Successfully submitted for the award of Master of Arts (MA) in Education to the Technologicl University Dublin in 2014.


This action research study is an interpretive inquiry into the impact of curriculum design on female prisoner learners at the Dóchas Education Centre, Mountjoy Prison, Dublin. The objective was to understand prisoner learner experiences of vocational training courses in the discipline of beauty therapy. In particular, it aimed to understand the motivation for participation in the beauty therapy course and the effect of the course structure and assessment approach on learner perceptions of the training experience. The research design is qualitative and interpretivist in nature.

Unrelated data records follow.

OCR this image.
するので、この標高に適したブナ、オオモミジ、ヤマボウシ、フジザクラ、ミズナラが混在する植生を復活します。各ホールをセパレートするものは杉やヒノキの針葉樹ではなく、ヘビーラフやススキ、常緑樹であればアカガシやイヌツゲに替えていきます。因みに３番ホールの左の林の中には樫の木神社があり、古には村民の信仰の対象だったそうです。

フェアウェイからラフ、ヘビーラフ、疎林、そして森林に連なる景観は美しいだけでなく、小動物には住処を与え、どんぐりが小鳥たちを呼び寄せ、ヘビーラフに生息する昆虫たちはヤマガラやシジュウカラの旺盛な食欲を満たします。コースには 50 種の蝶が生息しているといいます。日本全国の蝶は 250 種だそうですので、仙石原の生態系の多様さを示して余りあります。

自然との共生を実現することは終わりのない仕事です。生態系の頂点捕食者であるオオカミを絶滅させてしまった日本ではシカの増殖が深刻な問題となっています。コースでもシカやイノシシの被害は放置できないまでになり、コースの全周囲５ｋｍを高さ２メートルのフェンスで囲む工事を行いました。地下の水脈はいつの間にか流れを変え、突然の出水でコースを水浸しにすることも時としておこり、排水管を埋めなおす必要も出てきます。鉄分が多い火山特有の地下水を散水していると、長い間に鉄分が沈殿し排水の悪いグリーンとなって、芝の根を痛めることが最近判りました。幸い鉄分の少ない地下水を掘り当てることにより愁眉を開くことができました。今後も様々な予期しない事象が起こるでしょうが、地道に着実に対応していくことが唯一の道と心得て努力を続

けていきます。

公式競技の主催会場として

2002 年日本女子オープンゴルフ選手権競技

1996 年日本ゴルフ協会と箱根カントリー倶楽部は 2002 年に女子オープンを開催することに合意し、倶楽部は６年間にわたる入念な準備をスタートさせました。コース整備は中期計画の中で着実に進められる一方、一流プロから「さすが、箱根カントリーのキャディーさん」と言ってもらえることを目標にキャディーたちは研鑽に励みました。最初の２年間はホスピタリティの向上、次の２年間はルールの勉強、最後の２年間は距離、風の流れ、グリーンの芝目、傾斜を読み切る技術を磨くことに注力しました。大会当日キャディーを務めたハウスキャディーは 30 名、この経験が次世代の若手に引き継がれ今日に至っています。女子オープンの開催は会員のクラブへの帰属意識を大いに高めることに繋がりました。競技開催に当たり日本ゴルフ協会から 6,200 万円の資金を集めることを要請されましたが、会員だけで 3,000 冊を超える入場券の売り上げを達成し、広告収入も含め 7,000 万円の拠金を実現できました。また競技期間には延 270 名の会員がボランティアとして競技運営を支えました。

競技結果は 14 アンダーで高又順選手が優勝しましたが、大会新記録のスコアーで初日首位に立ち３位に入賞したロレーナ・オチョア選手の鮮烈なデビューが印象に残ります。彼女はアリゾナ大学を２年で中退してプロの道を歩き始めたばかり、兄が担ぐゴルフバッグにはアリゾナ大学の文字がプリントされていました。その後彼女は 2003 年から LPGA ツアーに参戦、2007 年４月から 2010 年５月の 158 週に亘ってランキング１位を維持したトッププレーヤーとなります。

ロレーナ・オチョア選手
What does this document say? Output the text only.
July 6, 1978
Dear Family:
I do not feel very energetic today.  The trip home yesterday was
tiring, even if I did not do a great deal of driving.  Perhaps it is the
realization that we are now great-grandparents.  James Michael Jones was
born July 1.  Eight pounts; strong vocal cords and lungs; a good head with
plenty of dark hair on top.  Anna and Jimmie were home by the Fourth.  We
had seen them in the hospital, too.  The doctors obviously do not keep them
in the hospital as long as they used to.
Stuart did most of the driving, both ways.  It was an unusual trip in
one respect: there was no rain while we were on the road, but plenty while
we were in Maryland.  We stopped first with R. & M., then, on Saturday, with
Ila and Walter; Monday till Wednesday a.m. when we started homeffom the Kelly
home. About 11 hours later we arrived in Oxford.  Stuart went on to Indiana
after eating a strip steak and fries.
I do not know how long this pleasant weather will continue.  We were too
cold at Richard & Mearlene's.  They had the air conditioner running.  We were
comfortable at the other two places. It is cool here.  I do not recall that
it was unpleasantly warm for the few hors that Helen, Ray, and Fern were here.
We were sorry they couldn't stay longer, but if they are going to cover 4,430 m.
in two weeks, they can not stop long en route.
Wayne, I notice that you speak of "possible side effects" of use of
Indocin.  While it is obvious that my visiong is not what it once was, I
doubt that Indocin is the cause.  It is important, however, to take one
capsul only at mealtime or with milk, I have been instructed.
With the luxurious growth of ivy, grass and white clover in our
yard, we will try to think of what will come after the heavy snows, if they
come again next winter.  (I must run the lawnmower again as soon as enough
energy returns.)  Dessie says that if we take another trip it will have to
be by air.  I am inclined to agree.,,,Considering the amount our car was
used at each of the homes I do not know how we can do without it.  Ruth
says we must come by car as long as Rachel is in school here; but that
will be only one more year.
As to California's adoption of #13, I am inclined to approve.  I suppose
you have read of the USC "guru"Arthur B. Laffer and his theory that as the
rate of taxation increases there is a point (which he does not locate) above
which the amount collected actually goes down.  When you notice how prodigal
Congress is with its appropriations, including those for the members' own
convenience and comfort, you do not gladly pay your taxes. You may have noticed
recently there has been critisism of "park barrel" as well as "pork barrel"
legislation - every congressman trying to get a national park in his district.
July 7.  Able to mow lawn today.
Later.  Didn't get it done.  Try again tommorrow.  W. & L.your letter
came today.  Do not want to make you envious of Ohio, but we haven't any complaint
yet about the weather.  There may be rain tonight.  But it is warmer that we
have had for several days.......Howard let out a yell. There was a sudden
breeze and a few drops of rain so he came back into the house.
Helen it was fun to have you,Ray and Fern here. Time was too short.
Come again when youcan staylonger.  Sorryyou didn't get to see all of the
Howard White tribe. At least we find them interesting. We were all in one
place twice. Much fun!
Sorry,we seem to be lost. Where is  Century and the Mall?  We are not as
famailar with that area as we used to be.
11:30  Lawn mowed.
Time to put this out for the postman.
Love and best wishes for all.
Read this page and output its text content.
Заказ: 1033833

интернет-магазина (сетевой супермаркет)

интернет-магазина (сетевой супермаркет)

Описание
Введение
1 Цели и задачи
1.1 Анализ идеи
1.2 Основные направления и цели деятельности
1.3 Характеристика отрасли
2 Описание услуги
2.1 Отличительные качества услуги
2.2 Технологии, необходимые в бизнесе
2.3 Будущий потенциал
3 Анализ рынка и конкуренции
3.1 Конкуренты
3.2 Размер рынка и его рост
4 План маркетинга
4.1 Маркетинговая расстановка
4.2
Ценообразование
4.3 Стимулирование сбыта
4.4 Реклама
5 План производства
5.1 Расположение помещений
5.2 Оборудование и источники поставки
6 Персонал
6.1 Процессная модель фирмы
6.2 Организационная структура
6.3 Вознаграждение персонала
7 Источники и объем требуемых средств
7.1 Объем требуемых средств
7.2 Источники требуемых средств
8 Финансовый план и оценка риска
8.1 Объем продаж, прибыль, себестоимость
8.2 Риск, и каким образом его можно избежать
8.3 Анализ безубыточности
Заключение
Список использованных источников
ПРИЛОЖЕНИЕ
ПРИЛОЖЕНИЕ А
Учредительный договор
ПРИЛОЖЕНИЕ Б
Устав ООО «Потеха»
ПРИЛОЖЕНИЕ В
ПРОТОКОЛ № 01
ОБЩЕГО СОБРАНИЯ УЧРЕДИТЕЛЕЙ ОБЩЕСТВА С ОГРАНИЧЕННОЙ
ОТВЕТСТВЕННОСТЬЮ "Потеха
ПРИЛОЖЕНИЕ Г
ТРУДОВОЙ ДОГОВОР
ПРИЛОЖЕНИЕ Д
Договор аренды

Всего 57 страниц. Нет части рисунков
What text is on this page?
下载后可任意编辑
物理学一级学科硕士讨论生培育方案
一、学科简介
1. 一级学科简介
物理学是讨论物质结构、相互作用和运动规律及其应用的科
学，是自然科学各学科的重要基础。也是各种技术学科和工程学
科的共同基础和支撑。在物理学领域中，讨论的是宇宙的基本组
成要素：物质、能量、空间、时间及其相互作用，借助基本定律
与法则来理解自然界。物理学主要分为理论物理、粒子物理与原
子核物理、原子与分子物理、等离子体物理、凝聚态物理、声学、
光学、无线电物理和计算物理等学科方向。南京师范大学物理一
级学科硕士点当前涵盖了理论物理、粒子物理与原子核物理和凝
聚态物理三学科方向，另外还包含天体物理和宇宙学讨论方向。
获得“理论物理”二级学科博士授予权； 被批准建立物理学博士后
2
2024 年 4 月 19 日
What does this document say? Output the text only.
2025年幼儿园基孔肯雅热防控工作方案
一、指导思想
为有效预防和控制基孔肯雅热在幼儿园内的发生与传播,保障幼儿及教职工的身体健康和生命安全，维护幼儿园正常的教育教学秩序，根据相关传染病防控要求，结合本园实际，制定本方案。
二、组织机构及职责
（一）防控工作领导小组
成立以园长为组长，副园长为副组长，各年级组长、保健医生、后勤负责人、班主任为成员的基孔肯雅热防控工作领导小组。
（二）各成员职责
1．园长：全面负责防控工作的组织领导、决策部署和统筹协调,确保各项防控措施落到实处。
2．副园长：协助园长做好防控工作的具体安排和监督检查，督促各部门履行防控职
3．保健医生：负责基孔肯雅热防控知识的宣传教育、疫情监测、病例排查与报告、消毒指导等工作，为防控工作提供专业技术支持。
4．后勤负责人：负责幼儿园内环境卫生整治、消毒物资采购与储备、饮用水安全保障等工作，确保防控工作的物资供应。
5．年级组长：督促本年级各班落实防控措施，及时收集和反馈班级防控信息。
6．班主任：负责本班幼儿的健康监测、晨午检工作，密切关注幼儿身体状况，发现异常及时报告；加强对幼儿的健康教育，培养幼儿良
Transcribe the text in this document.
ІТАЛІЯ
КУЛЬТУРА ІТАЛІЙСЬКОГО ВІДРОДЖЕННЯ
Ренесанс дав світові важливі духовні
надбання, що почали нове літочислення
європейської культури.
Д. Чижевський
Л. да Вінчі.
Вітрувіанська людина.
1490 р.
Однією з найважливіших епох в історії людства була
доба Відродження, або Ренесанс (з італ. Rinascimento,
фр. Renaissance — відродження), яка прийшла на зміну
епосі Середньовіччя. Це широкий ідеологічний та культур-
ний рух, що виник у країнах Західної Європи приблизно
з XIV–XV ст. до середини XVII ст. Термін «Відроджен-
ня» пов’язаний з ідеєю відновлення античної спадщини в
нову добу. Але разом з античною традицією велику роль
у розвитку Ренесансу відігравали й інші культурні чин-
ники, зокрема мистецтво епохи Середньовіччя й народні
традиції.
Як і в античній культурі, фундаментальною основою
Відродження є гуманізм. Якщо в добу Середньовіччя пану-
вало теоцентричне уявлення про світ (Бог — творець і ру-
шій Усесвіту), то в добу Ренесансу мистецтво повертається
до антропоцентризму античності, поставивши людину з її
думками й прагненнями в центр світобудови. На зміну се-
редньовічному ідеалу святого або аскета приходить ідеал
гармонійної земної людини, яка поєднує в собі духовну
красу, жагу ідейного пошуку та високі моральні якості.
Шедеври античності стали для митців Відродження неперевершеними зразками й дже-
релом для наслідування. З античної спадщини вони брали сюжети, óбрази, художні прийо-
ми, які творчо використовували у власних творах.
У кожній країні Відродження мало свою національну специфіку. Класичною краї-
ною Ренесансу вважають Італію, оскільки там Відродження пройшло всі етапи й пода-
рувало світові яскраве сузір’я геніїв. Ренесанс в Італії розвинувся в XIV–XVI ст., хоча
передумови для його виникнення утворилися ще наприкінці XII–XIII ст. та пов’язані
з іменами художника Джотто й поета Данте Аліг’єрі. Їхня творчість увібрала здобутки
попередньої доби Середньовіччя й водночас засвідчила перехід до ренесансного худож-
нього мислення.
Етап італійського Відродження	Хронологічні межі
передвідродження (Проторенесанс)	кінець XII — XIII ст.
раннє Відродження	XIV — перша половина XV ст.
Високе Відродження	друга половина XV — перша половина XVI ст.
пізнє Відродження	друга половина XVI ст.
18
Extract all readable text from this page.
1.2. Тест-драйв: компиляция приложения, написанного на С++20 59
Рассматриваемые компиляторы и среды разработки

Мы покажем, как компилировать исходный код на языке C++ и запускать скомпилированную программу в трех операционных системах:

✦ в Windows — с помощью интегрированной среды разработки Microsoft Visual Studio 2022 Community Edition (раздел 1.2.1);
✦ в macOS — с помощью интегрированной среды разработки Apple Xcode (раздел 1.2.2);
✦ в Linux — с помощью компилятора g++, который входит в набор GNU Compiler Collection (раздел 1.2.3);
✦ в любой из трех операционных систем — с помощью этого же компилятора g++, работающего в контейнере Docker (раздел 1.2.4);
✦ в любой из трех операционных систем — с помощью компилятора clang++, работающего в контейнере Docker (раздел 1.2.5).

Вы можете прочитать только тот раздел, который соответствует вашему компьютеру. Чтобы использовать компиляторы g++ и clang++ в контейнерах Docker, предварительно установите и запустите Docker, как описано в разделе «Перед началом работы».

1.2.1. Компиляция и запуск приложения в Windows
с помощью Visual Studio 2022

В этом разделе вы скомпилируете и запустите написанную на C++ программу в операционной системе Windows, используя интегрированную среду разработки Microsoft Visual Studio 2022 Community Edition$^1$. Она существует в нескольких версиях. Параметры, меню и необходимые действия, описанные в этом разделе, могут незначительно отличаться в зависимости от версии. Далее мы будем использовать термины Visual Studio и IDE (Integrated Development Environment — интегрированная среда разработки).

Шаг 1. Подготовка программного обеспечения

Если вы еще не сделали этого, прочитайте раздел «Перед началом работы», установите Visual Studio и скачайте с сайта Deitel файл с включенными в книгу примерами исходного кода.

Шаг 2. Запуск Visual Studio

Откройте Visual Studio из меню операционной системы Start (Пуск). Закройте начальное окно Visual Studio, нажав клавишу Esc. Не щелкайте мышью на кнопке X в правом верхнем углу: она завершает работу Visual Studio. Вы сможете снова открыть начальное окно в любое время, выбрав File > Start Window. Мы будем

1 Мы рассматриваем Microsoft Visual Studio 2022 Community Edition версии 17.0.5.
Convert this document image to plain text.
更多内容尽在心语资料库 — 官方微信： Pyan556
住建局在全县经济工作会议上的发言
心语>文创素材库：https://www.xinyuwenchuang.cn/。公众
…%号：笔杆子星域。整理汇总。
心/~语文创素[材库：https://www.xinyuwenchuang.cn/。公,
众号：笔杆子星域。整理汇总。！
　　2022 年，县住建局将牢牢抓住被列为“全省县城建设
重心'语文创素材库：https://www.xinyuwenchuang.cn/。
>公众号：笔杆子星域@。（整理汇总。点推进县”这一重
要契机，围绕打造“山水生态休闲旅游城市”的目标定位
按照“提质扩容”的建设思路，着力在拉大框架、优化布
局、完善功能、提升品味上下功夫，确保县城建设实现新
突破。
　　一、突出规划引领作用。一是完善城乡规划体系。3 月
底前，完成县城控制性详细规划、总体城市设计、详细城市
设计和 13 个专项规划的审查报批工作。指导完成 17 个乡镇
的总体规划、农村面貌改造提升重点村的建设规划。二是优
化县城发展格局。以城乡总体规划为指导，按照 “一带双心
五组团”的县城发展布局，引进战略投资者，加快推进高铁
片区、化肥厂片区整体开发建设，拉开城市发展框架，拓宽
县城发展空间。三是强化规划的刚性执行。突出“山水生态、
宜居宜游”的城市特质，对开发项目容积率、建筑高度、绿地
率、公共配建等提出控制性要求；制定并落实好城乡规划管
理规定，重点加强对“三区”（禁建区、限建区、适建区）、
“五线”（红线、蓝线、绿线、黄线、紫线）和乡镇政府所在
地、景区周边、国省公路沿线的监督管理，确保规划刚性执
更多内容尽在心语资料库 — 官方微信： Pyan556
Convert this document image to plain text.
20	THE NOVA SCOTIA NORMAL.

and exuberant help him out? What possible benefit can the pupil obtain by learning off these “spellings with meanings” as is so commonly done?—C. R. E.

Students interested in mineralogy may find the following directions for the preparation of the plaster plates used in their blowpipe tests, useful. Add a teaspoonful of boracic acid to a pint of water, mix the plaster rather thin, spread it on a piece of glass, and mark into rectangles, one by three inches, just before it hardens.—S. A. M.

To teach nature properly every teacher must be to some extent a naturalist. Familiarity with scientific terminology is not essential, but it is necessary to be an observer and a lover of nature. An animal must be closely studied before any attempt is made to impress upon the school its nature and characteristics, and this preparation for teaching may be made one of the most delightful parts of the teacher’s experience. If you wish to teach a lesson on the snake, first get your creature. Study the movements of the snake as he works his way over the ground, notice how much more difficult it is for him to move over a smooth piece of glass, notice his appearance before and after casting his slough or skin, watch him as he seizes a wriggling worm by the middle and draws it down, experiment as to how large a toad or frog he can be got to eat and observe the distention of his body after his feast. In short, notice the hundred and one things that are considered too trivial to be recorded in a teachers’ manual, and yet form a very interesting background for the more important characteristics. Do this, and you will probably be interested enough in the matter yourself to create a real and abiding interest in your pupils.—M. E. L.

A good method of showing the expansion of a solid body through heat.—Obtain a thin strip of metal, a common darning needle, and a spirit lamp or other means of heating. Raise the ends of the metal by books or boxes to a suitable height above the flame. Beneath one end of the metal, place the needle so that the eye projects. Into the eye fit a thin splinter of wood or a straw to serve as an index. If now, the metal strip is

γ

The data was gathered via a series of semi-structured interviews, with prisoner-learners and teaching staff. In addition, three full days of lesson observations took place periodically during two cycles of action research. Thematic analysis was employed to interpret how both teachers and learners experience a change in curriculum and assessment. The aim of this action research study is to trial a different assessment methodology and curriculum plan on the beauty therapy vocational course. The objective was to establish whether or not a more unitised and learner-centred approach to curriculum design, involving diagnostic assessment and registration of individual learners on level-appropriate qualification units, which lead to certification of competence in individual beauty therapy services; would lead to an increased sense of achievement and overall satisfaction levels amongst prisoners. The findings of the study highlighted a gap in the knowledge and understanding of the special requirements of these types of courses in terms of physical resources, realistic working/salon environment and curriculum content, based specifically on the identified needs and goals of learners. Upon examination and reflection of the literature it became apparent that there were a number of issues relating to education provision in the Dóchas Centre, including many factors and challenges which are outside the control of the teaching staff. Findings may suggest that the Irish Prison Education Service has placed disproportionate importance on the Leaving Certificate and other general education courses in the Dochas Centre. This study highlights that a new multi-agency direction is required in order to research the vocational training and employability skills that female prisoner-learners require, so that they can leave prison with employable and marketable skills and knowledge.